Member of the Ghana Parliament for New Edubease Constituency
- In office 7 January 2005 – 6 January 2017
- Preceded by: Theresa Joyce Baffoe
- Succeeded by: George Boahen Oduro

Personal details
- Born: 2 August 1959 (age 66)
- Party: National Democratic Congress
- Children: 6
- Alma mater: University of Ghana
- Profession: Agriculturist

= Ernest Kofi Yakah =

Ghanaian politician

Ernest Kofi Yakah is a Ghanaian politician and member of the 6th Parliament of the 4th Republic of Ghana representing New Edubiase Constituency in the Ashanti Region of Ghana.

== Early life and education ==
Ernest Kofi Yakah was born on August 2, 1959. He hails from a town called Larve-Dabala in the Volta Region of Ghana. He had his Diploma Certificate in General Agriculture from University of Ghana, Legon.

== Career ==
Yakah is an agriculturist. He worked at National Disaster Management Organisation as a District Co-ordinator.

== Political career ==
Yakah was first elected into parliament in January 2005 after the 2004 Ghanaian General Elections where he represented the people of New Edubiase Constituency. In the 2008 Ghanaian general elections he maintained his seat on the ticket of the National Democratic Congress by obtaining 14,732 votes out of the 27,054 valid votes cast equivalent to 54.5% of total valid votes cast. He won against Kyei Baffour Degraft of the New Patriotic Party, Mariam Iddrisu of the People's National Convention and Joshua Appiah of the Convention People's Party. These obtained respectively 43.79%, 0.91% and 0.84% of total valid votes cast. Yakah therefore represented the New Edubiase constituency in the 5th parliament of the 4th republic of Ghana. He maintained his seat after being declared the winner in the 2012 Ghanaian General Elections under the flag of the National Democratic Congress. He was then defeated by his opposition in 2016.

== Elections ==
Yakah was elected as the member of parliament for the New Edubiase constituency of the Ashanti Region of Ghana in the 2004 Ghanaian general elections. He won on the ticket of the National Democratic Congress. His constituency was a part of the 3 parliamentary seats out of 39 seats won by the National Democratic Congress in that election for the Ashanti Region. The National Democratic Congress won a minority total of 94 parliamentary seats out of 230 seats. He was elected with 13,275 votes out of 26,440 total valid votes cast. This was equivalent to 50.2% of total valid votes cast. He was elected over Francis Dorpenydh of the New Patriotic Party and Sophia Afrakoma Owusu of the Convention People’s Party. These obtained 12,160 and 1,005 votes respectively of the total valid votes cast. These were equivalent to 46% and 3.8% respectively of total valid votes cast.
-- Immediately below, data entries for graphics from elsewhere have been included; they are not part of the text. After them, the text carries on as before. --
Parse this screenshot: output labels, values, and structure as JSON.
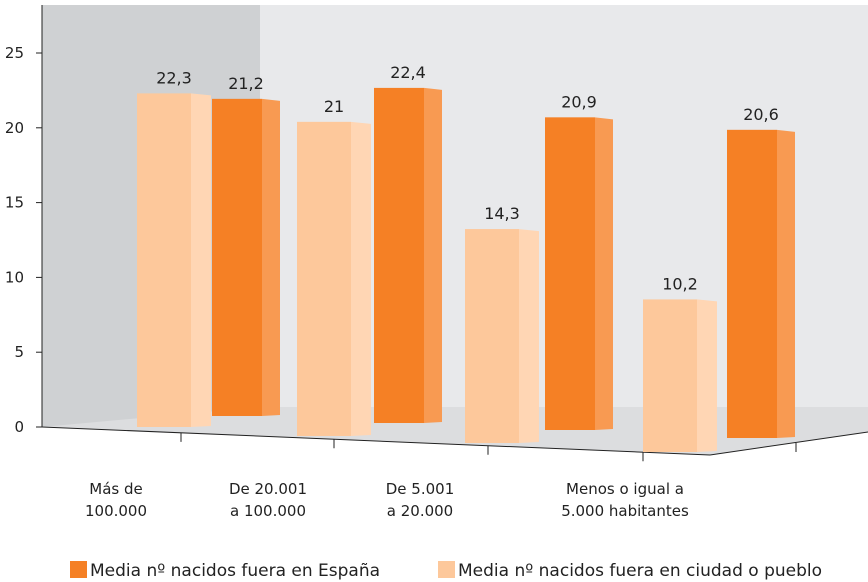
{
  "chart_data": {
    "type": "bar",
    "categories": [
      [
        "Más de",
        "100.000"
      ],
      [
        "De 20.001",
        "a 100.000"
      ],
      [
        "De 5.001",
        "a 20.000"
      ],
      [
        "Menos o igual a",
        "5.000 habitantes"
      ]
    ],
    "series": [
      {
        "name": "Media nº nacidos fuera en ciudad o pueblo",
        "values": [
          22.3,
          21,
          14.3,
          10.2
        ],
        "value_labels": [
          "22,3",
          "21",
          "14,3",
          "10,2"
        ],
        "color": "#fdc89b"
      },
      {
        "name": "Media nº nacidos fuera en España",
        "values": [
          21.2,
          22.4,
          20.9,
          20.6
        ],
        "value_labels": [
          "21,2",
          "22,4",
          "20,9",
          "20,6"
        ],
        "color": "#f58025"
      }
    ],
    "legend_order": [
      1,
      0
    ],
    "legend": "bottom",
    "ylim": [
      0,
      25
    ],
    "yticks": [
      0,
      5,
      10,
      15,
      20,
      25
    ],
    "grid": false,
    "colors": {
      "panel_left": "#cfd1d3",
      "panel_right": "#e8e9eb",
      "floor": "#dcdddf"
    }
  }
}
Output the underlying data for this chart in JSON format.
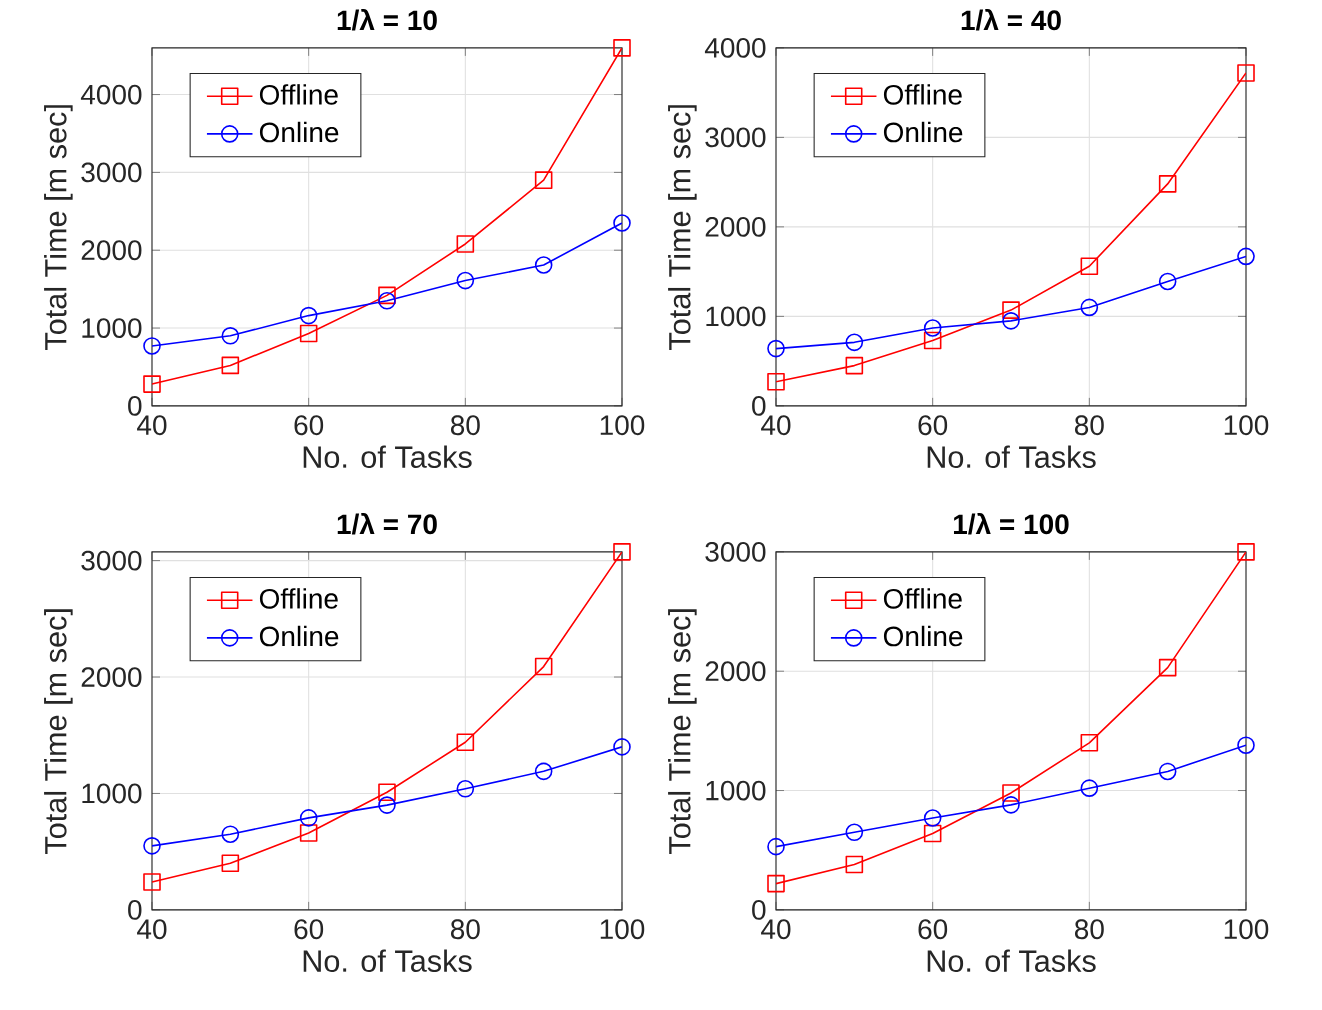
{
  "chart_data": [
    {
      "type": "line",
      "title": "1/λ = 10",
      "xlabel": "No. of Tasks",
      "ylabel": "Total Time [m sec]",
      "x": [
        40,
        50,
        60,
        70,
        80,
        90,
        100
      ],
      "xlim": [
        40,
        100
      ],
      "xticks": [
        40,
        60,
        80,
        100
      ],
      "ylim": [
        0,
        4600
      ],
      "yticks": [
        0,
        1000,
        2000,
        3000,
        4000
      ],
      "grid": true,
      "legend": "top left",
      "line_style": "solid",
      "series": [
        {
          "name": "Offline",
          "color": "#ff0000",
          "marker": "square",
          "values": [
            280,
            520,
            930,
            1420,
            2080,
            2900,
            4600
          ]
        },
        {
          "name": "Online",
          "color": "#0000ff",
          "marker": "circle",
          "values": [
            770,
            900,
            1160,
            1350,
            1610,
            1810,
            2350
          ]
        }
      ]
    },
    {
      "type": "line",
      "title": "1/λ = 40",
      "xlabel": "No. of Tasks",
      "ylabel": "Total Time [m sec]",
      "x": [
        40,
        50,
        60,
        70,
        80,
        90,
        100
      ],
      "xlim": [
        40,
        100
      ],
      "xticks": [
        40,
        60,
        80,
        100
      ],
      "ylim": [
        0,
        4000
      ],
      "yticks": [
        0,
        1000,
        2000,
        3000,
        4000
      ],
      "grid": true,
      "legend": "top left",
      "line_style": "solid",
      "series": [
        {
          "name": "Offline",
          "color": "#ff0000",
          "marker": "square",
          "values": [
            270,
            450,
            730,
            1070,
            1560,
            2480,
            3720
          ]
        },
        {
          "name": "Online",
          "color": "#0000ff",
          "marker": "circle",
          "values": [
            640,
            710,
            870,
            950,
            1100,
            1390,
            1670
          ]
        }
      ]
    },
    {
      "type": "line",
      "title": "1/λ = 70",
      "xlabel": "No. of Tasks",
      "ylabel": "Total Time [m sec]",
      "x": [
        40,
        50,
        60,
        70,
        80,
        90,
        100
      ],
      "xlim": [
        40,
        100
      ],
      "xticks": [
        40,
        60,
        80,
        100
      ],
      "ylim": [
        0,
        3075
      ],
      "yticks": [
        0,
        1000,
        2000,
        3000
      ],
      "grid": true,
      "legend": "top left",
      "line_style": "solid",
      "series": [
        {
          "name": "Offline",
          "color": "#ff0000",
          "marker": "square",
          "values": [
            240,
            400,
            660,
            1010,
            1440,
            2090,
            3075
          ]
        },
        {
          "name": "Online",
          "color": "#0000ff",
          "marker": "circle",
          "values": [
            550,
            650,
            790,
            900,
            1040,
            1190,
            1400
          ]
        }
      ]
    },
    {
      "type": "line",
      "title": "1/λ = 100",
      "xlabel": "No. of Tasks",
      "ylabel": "Total Time [m sec]",
      "x": [
        40,
        50,
        60,
        70,
        80,
        90,
        100
      ],
      "xlim": [
        40,
        100
      ],
      "xticks": [
        40,
        60,
        80,
        100
      ],
      "ylim": [
        0,
        3000
      ],
      "yticks": [
        0,
        1000,
        2000,
        3000
      ],
      "grid": true,
      "legend": "top left",
      "line_style": "solid",
      "series": [
        {
          "name": "Offline",
          "color": "#ff0000",
          "marker": "square",
          "values": [
            220,
            380,
            640,
            980,
            1400,
            2030,
            3000
          ]
        },
        {
          "name": "Online",
          "color": "#0000ff",
          "marker": "circle",
          "values": [
            530,
            650,
            770,
            880,
            1020,
            1160,
            1380
          ]
        }
      ]
    }
  ]
}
In 2008, he won the general elections on the ticket of the National Democratic Congress for the same constituency. His constituency was part of the 3 parliamentary seats out of 39 seats won by the National Democratic Congress in that election for the Ashanti Region. The National Democratic Congress won a majority total of 113 parliamentary seats out of 230 seats. He was elected with 14,732 votes out of 27,054 total valid votes cast equivalent to 54.45% of total valid votes cast. He was elected over Kyei Baffour-Degraft of the New Patriotic Party, Mariam Iddrisu of the People’s National Convention, and Joshua Appiah of the Convention People’s Party. These obtained 11,848, 246 and 228 votes respectively of the total valid votes cast. This was equivalent to 43.79%, 0.91% and 0.84% respectively of the total votes cast.
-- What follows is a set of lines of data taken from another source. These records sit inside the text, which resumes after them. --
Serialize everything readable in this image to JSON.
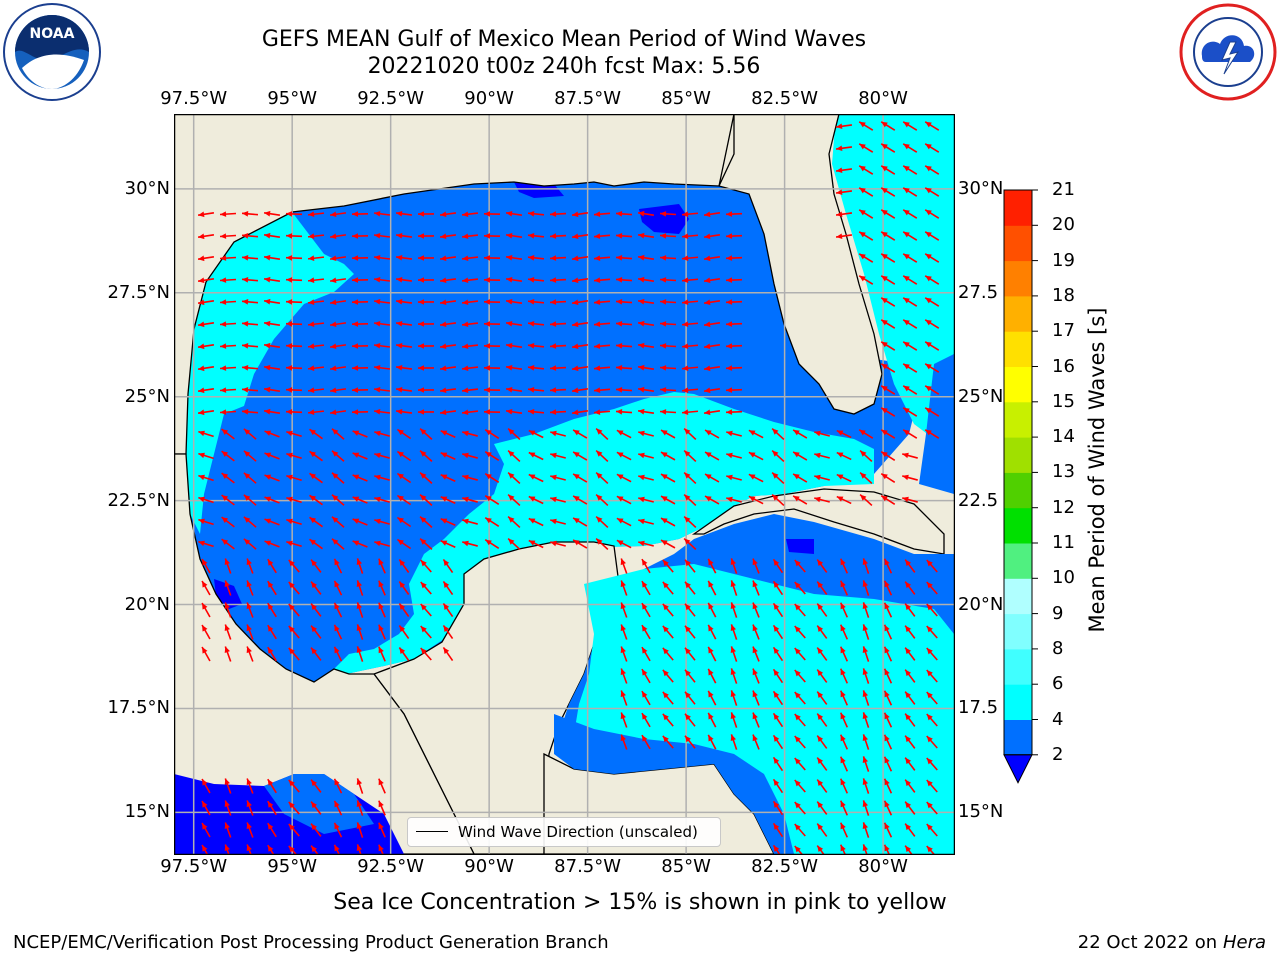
{
  "title": {
    "line1": "GEFS MEAN Gulf of Mexico Mean Period of Wind Waves",
    "line2": "20221020 t00z 240h fcst   Max: 5.56"
  },
  "axes": {
    "lon_ticks": [
      "97.5°W",
      "95°W",
      "92.5°W",
      "90°W",
      "87.5°W",
      "85°W",
      "82.5°W",
      "80°W"
    ],
    "lat_ticks_left": [
      "30°N",
      "27.5°N",
      "25°N",
      "22.5°N",
      "20°N",
      "17.5°N",
      "15°N"
    ],
    "lat_ticks_right": [
      "30°N",
      "27.5",
      "25°N",
      "22.5",
      "20°N",
      "17.5",
      "15°N"
    ],
    "extent": {
      "lon_min": -98,
      "lon_max": -78.2,
      "lat_min": 14,
      "lat_max": 31.8
    }
  },
  "colorbar": {
    "title": "Mean Period of Wind Waves [s]",
    "labels": [
      "2",
      "4",
      "6",
      "8",
      "9",
      "10",
      "11",
      "12",
      "13",
      "14",
      "15",
      "16",
      "17",
      "18",
      "19",
      "20",
      "21"
    ],
    "colors": [
      "#0070ff",
      "#00ffff",
      "#40ffff",
      "#80ffff",
      "#b0ffff",
      "#50f080",
      "#00e000",
      "#50d000",
      "#a0e000",
      "#c8f000",
      "#ffff00",
      "#ffe000",
      "#ffb000",
      "#ff8000",
      "#ff5000",
      "#ff2000"
    ],
    "extend_color": "#0000ff"
  },
  "map_colors": {
    "land": "#efecdc",
    "coast": "#000000",
    "grid": "#b0b0b0",
    "arrow": "#ff0000",
    "low": "#0000ff",
    "band_2_4": "#0070ff",
    "band_4_6": "#00ffff"
  },
  "legend": {
    "label": "Wind Wave Direction (unscaled)"
  },
  "note": "Sea Ice Concentration > 15% is shown in pink to yellow",
  "footer": {
    "left": "NCEP/EMC/Verification Post Processing Product Generation Branch",
    "right_date": "22 Oct 2022 on ",
    "right_host": "Hera"
  },
  "logos": {
    "left": "noaa-logo",
    "right": "nws-logo"
  }
}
In 2012, he won the general elections once again for the same constituency. He was elected with 16,777 votes out of 32,388 total valid votes cast. This was equivalent to 51.80% of total valid votes cast. He was elected over Charles Mends Cann of the New Patriotic Party and Charles Cooker Anaman of the Progressive People's Party. These obtained 13,078 and 2,533 votes respectively of the total valid votes cast. These were equivalent to 40.38% and 7.82% respectively of the total votes cast.

== Personal life ==
Yakah is a Christian and married with six children.